Bullet Point : “We live in Shakespearean Times” is an older post on Virtual Dave… Real Blog aimed squarely at librarians, but I think it may apply even more to support staff, as we are in even less of a position to add our voices to policy or to add our ideas to projects.
Read the post, watch the Kenneth Branagh video clip, and think about what options exist for you when you have ideas and energy to contribute. If you cannot express yourself in your workplace, find an outlet for your productivity.
Some options:
- Getting together with coworkers and colleagues to brainstorm and network – you never know what could come of this sort of collaboration.
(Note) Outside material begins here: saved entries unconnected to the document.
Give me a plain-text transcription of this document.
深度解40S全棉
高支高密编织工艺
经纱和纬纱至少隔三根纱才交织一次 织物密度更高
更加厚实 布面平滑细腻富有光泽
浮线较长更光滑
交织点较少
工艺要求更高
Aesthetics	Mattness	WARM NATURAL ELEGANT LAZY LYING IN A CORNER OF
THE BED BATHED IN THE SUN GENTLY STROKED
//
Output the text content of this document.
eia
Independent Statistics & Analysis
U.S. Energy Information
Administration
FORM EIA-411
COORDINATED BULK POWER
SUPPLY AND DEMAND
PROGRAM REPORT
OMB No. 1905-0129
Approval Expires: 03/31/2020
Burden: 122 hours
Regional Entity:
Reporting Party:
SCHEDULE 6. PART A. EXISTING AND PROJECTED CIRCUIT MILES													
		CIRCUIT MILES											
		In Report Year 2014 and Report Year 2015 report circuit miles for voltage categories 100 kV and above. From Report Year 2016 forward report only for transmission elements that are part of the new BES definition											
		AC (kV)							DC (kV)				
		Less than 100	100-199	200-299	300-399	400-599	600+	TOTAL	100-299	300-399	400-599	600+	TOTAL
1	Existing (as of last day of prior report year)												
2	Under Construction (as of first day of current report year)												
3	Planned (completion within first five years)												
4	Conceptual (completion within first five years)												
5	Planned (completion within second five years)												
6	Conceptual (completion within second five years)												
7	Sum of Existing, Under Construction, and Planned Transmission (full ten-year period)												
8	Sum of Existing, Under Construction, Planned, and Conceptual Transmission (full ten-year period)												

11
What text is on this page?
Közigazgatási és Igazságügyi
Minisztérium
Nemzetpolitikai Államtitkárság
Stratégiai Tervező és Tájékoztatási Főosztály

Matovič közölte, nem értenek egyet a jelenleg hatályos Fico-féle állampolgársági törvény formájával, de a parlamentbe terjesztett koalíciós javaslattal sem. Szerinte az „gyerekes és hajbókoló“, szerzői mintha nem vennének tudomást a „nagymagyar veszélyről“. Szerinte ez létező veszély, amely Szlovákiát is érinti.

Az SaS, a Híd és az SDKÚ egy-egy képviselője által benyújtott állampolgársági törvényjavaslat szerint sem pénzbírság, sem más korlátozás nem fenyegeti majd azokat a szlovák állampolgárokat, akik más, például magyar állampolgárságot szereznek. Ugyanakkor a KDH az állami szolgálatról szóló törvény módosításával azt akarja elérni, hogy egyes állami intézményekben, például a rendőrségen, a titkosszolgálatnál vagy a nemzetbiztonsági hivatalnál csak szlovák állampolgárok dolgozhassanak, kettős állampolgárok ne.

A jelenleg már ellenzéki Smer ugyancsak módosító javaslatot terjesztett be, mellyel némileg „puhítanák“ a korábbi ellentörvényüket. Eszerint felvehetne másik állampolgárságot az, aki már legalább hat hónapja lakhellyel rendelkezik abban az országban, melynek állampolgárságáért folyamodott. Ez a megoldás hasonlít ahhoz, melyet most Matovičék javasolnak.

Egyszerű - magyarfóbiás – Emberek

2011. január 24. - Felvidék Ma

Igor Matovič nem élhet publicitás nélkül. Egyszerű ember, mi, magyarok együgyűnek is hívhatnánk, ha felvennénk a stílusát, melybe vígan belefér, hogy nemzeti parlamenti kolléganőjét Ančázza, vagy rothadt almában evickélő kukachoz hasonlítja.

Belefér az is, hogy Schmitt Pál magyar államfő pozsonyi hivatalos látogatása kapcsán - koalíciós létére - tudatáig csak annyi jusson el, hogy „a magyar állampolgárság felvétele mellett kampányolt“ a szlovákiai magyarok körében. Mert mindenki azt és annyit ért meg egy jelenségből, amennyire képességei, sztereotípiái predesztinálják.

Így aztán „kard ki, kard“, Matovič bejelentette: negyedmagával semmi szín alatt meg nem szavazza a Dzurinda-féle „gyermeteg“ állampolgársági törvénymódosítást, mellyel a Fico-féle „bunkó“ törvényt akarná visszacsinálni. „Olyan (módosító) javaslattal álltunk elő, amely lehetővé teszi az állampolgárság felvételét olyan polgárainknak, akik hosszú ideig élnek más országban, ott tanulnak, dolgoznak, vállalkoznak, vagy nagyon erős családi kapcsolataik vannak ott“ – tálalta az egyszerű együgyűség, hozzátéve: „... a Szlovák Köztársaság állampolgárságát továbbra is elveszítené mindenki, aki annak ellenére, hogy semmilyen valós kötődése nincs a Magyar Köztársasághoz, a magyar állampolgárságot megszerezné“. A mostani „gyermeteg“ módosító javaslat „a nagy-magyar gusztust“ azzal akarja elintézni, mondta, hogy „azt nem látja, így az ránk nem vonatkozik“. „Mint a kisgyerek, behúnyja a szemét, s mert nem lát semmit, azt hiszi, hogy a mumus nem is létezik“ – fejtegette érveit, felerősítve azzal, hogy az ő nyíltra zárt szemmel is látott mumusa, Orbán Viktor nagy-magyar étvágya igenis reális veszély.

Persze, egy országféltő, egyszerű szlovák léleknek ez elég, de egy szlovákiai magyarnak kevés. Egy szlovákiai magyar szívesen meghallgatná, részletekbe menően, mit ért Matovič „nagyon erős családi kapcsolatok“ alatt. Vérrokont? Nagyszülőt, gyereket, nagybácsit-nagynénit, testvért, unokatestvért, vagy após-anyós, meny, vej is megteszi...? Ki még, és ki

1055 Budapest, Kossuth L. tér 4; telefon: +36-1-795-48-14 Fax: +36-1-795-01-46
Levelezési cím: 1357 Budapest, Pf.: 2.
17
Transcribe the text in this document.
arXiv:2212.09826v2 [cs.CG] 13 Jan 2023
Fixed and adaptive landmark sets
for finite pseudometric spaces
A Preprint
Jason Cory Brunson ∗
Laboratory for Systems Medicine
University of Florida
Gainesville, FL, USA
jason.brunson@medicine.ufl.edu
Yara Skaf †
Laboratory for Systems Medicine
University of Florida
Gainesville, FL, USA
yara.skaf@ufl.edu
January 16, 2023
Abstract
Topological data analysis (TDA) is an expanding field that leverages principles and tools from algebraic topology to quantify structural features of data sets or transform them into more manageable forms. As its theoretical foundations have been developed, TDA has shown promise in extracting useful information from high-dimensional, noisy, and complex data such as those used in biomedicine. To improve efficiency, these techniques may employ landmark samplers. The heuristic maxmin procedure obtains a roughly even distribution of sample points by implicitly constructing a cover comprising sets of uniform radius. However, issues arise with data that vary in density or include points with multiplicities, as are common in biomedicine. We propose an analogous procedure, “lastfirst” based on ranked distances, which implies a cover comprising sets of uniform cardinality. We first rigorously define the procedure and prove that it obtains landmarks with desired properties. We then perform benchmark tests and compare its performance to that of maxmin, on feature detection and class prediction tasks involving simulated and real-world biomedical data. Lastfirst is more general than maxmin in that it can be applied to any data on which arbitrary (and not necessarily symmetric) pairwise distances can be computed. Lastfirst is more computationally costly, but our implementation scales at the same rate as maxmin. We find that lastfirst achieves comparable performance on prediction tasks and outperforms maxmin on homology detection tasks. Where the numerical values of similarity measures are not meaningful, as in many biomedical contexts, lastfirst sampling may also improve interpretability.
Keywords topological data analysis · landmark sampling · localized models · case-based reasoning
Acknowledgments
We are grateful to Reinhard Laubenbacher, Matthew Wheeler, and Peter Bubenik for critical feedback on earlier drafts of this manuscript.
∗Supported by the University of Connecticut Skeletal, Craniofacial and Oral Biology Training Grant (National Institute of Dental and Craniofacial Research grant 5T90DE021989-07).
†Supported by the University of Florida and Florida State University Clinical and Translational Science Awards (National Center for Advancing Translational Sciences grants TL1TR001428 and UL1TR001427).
- Offer your services to libraries that might want to do more, but don’t have the resources – small public, church, and organization libraries are often a few steps behind where they would like to be.
- Do it yourself – depending on what you have in mind, you can simply apply it to your own personal situation. Even if you only set up a prototype, you will then have that knowledge and experience in your “toolkit”, and you can never predict when or how this will benefit you (and others) in the future.
It is amazing what even a single individual can accomplish… you simply need to provide the time and attitude to make it happen.
found via a FaceBook post by Buffy Gunter Hamilton
I found myself writing this a while ago:
“Seth Godin, in a blog post 9 Jan. 2010, ‘The future of the library’, suggests libraries should ‘train people to take intellectual initiative’. If society is moving from a past age in which information moved fairly slowly and taking the intellectual initiative not easily done, to one where technology developments have happily bestowed on our civilisation a glut of information, then asking to redesign society following technological change is not so far fetched.”
I think organisations have to redesign as well, including libraries, especially libraries! Even support staff can maybe be expected to take the intellectual intitiative nowadays. Organisations will have to redesign to reflect this. Libraries could begin to expect their staff to take the initiative.